No one said anything. When the silence had become almost unbearable, and the tension seemed torrential, he decided to just start playing, breaking out into a Ray Price hit and a Hank Williams standard.

When he was done, Red Foley couldn’t quite bring himself to express admiration. Instead, Pride remembers him turning to the other Red and saying, “’Boy, that’s different.’” 

Red Sovine, however, wore a big smile. According to Pride’s book, he told the young country-western singer, “’I don’t believe it. You ought to go to Nashville. I don’t care what color you are.’”

In 1963, coming from an old school country-western guy like Red Sovine, that was saying something.

Charley ended up playing a few songs in front of the crowd that night. Many of them had already seen him perform around town, or at their favorite local bar, and had grown to appreciate his music. But few of them realized that they had just witnessed the origin story of a great American singer.

Pride credited Red Sovine with giving him the push he needed to pursue in earnest a career in music, rather than baseball.

But there was still to be one more unlucky season trying to attend a Mets training camp. When he got there, he was roundly rejected and given a one-way bus ticket to anywhere he wanted.

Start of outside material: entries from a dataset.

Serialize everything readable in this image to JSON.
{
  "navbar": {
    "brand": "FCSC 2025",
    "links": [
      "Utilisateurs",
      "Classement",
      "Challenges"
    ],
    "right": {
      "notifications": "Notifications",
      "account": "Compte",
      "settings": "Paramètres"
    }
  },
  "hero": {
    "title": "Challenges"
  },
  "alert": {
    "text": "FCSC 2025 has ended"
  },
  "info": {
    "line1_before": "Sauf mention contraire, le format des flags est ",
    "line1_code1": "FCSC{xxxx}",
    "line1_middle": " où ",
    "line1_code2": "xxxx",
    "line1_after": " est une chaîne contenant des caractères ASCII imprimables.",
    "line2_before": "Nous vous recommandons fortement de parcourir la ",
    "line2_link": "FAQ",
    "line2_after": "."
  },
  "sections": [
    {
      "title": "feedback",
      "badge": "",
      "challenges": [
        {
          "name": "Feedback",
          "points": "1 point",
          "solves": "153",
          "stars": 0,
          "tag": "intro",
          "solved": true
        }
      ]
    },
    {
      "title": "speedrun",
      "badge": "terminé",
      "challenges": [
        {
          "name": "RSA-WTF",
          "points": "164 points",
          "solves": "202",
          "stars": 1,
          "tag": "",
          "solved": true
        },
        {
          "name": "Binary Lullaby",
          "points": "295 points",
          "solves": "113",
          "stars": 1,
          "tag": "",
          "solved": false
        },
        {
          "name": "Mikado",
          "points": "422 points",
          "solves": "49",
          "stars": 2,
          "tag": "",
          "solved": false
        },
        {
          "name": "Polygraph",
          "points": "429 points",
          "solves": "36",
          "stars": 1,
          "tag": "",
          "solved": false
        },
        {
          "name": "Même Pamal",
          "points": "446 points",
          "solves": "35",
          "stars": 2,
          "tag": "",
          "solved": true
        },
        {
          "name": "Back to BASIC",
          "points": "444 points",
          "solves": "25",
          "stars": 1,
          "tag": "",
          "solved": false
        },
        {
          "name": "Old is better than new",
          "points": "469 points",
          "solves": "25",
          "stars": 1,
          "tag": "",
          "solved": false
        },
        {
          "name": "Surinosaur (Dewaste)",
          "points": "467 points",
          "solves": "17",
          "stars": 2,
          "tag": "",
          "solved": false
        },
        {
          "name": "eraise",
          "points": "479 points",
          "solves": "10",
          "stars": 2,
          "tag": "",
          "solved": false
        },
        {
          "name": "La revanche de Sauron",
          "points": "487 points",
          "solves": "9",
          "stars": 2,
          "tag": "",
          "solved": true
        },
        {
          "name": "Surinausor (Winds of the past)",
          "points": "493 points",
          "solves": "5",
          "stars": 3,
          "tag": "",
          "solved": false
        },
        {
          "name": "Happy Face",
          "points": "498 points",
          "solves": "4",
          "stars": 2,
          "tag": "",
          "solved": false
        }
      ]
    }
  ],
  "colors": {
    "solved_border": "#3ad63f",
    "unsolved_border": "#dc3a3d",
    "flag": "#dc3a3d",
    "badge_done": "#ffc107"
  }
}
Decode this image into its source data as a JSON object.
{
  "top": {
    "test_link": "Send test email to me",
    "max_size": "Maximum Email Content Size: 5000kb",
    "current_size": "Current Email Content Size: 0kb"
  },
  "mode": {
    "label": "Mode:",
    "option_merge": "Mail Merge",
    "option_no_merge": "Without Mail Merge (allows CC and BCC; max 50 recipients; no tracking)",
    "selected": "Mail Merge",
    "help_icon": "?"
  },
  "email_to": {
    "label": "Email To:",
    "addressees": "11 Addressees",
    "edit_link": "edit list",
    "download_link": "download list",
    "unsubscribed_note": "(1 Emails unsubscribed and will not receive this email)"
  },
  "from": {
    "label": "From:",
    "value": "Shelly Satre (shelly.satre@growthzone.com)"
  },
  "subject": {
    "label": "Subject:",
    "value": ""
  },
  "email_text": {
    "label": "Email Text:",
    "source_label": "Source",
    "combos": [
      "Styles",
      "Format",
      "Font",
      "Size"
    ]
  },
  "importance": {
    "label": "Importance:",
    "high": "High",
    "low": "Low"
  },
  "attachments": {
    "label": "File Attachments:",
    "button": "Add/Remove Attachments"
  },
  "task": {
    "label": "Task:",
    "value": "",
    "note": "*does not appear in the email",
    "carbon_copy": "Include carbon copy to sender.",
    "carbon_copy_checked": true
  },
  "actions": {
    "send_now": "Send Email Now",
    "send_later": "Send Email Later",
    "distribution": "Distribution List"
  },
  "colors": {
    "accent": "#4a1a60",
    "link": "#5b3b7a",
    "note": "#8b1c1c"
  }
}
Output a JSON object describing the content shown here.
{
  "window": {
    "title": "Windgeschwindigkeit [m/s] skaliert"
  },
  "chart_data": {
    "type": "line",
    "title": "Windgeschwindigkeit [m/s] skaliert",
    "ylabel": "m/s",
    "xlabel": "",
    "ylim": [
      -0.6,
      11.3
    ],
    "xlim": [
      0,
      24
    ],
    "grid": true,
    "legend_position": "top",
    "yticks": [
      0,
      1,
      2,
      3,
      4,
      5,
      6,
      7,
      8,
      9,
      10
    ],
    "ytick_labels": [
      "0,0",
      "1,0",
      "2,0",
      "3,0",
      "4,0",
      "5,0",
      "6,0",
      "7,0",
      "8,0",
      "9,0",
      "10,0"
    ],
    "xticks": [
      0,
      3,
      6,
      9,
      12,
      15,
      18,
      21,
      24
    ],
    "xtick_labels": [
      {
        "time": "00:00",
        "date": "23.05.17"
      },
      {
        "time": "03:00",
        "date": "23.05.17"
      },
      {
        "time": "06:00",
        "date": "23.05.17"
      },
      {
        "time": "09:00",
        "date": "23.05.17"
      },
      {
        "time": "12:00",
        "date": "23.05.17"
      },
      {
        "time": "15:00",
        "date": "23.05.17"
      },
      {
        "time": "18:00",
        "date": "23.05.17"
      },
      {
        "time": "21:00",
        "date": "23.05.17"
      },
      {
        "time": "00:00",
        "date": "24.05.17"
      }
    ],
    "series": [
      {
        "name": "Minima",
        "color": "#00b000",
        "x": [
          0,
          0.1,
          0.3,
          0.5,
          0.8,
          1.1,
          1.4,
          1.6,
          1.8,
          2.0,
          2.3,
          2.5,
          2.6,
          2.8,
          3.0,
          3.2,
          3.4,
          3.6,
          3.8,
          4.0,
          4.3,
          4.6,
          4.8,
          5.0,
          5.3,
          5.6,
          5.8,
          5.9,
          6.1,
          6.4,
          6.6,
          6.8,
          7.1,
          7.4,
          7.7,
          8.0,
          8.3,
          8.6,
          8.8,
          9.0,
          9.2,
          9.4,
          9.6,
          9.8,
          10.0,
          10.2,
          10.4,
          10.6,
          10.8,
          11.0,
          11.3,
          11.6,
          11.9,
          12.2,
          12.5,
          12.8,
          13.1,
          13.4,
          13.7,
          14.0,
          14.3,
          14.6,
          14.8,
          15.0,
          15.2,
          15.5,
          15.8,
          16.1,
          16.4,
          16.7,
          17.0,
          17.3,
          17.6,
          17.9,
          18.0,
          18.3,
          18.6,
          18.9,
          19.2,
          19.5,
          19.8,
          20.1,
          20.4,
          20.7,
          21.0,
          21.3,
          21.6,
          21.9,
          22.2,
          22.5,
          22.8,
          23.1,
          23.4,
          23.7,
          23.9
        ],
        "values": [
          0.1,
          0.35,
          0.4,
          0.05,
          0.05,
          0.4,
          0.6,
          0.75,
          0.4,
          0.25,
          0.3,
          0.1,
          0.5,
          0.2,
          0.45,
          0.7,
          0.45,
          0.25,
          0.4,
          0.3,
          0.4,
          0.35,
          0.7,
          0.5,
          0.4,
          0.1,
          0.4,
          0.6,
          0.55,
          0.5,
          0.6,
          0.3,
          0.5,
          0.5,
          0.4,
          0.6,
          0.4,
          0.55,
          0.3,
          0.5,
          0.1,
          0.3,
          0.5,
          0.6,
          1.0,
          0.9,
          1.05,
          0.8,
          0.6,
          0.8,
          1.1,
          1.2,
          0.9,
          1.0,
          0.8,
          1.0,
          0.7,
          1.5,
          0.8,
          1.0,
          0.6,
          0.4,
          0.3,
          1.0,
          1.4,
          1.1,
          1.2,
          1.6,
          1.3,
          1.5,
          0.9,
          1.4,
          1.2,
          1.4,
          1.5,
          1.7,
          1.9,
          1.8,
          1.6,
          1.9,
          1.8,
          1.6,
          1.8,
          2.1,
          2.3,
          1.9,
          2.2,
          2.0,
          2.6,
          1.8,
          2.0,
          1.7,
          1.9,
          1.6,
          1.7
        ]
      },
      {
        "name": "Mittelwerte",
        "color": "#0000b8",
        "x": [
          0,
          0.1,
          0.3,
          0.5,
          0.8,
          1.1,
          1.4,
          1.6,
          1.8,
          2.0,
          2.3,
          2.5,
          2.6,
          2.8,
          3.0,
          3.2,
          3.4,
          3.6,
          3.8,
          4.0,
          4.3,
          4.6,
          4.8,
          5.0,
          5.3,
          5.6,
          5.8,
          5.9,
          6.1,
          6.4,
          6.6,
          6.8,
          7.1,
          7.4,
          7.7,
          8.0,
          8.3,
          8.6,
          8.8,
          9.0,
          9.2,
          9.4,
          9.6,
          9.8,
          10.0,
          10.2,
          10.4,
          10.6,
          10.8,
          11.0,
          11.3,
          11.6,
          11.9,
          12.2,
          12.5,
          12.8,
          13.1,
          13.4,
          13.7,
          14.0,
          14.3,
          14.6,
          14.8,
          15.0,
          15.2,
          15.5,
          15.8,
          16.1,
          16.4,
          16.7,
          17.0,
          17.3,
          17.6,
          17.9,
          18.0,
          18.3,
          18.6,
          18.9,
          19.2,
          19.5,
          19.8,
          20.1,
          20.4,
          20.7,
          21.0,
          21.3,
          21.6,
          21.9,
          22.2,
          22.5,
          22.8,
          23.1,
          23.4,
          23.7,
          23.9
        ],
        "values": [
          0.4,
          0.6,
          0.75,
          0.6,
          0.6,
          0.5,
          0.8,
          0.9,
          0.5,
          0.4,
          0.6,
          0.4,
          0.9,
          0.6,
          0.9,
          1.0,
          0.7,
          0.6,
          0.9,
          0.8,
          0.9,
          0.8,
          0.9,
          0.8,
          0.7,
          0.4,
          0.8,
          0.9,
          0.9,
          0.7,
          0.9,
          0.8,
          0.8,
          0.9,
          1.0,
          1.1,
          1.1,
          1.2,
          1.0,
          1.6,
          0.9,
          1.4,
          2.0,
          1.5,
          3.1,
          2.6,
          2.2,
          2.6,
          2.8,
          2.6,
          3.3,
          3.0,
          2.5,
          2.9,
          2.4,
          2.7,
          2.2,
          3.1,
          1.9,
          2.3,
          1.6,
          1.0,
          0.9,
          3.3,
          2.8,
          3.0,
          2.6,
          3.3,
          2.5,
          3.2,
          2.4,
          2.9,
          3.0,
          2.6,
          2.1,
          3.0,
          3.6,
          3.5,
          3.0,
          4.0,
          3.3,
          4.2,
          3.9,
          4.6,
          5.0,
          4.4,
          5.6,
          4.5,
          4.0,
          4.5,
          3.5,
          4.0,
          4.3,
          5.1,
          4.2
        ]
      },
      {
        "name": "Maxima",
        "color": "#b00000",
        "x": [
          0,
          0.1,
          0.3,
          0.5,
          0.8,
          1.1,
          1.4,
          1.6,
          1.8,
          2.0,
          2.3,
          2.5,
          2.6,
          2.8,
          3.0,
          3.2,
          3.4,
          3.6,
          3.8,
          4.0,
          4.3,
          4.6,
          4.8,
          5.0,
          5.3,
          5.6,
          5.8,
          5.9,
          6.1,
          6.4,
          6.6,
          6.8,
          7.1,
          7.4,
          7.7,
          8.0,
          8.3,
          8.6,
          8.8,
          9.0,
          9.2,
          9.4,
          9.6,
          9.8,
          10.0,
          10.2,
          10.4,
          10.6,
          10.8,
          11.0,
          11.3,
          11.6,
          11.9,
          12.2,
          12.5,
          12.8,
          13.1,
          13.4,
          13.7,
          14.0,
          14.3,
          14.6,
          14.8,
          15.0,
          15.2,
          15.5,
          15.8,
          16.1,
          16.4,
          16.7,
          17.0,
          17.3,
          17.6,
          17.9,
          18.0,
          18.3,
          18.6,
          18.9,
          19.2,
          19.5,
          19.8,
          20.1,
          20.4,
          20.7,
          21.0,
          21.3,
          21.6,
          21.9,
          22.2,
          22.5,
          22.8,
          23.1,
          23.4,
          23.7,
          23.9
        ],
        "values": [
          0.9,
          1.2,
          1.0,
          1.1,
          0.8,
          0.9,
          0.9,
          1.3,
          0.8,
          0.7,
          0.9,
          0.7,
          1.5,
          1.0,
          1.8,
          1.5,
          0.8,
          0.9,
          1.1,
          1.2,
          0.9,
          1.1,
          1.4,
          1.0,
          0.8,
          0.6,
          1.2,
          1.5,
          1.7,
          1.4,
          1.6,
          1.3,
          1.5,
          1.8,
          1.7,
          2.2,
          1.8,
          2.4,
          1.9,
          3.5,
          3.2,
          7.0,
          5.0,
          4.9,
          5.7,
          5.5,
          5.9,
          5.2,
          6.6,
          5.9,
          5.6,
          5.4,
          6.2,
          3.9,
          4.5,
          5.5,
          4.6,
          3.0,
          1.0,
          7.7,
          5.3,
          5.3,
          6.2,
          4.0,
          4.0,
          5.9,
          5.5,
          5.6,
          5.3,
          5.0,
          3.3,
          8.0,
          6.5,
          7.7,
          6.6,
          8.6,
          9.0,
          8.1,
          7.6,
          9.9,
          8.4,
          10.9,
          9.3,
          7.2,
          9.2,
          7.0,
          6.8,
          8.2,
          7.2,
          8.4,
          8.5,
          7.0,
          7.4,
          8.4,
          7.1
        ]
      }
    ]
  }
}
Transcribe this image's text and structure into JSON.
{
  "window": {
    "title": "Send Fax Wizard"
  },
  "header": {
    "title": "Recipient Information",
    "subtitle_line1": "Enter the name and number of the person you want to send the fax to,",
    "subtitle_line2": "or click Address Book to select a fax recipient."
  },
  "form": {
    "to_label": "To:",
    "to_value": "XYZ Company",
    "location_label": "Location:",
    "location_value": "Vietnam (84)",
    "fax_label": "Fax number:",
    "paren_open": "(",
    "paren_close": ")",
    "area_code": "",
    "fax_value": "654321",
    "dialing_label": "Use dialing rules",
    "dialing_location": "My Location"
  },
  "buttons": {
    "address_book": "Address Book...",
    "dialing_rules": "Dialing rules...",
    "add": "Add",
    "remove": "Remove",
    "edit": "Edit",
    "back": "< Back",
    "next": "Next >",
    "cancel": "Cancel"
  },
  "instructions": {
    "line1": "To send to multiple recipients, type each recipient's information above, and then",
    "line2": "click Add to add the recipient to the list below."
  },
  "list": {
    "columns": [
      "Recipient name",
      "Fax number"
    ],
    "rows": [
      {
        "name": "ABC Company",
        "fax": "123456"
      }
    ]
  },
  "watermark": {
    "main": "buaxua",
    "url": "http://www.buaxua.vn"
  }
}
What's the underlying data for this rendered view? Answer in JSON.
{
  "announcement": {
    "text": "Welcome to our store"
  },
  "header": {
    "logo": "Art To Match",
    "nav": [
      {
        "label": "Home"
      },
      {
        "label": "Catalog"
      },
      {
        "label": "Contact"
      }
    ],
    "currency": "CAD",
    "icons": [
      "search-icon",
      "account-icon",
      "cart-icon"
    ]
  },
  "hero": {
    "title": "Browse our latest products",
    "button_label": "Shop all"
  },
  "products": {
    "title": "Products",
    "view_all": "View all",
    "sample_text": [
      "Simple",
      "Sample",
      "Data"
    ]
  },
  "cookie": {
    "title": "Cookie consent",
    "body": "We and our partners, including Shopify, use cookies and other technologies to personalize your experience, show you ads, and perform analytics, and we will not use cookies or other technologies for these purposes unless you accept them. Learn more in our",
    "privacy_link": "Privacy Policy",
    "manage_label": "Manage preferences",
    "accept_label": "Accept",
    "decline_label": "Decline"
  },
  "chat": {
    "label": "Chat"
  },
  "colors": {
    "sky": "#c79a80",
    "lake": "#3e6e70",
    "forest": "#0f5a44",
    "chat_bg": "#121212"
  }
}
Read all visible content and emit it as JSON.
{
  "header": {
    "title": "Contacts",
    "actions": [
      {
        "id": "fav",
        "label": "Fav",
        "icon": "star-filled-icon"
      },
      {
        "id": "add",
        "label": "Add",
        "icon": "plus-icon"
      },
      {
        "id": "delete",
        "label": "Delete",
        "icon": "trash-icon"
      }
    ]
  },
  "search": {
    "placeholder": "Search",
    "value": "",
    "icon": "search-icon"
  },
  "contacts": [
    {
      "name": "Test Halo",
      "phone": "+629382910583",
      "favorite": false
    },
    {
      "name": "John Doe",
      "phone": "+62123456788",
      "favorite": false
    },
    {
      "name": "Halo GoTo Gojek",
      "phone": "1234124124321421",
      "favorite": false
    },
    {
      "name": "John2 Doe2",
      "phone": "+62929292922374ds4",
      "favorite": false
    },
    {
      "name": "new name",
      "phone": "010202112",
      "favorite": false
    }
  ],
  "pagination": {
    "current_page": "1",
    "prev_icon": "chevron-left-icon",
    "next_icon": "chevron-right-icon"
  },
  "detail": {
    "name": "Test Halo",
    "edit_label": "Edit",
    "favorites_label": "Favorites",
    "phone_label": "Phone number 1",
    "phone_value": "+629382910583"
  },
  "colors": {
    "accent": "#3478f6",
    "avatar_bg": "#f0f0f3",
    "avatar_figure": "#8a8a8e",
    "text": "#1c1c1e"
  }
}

He decided to take Sovine’s advice, called his wife, and told her that he was on his way home—with a stop in Nashville along the way. 



Leave a Comment Here

KnoxAnn Armijo (not verified) , Thu, 07/04/2024 - 16:16
What a lesson in history and so well written. Charley Pride was great. My Mother and grandparents love his singing. We are native Montanans. I know East Helena well and Anaconda and have been pretty much to every corner of Montana. It today I learned that a black Southern man working in the smelter in East Helena was able to shine and become so loved and famous. And shame on a restaurant in Helena refusing to let a black family eat. Racism is a sad state of the world. Native Americans suffering it today. Great article. So happy I found you.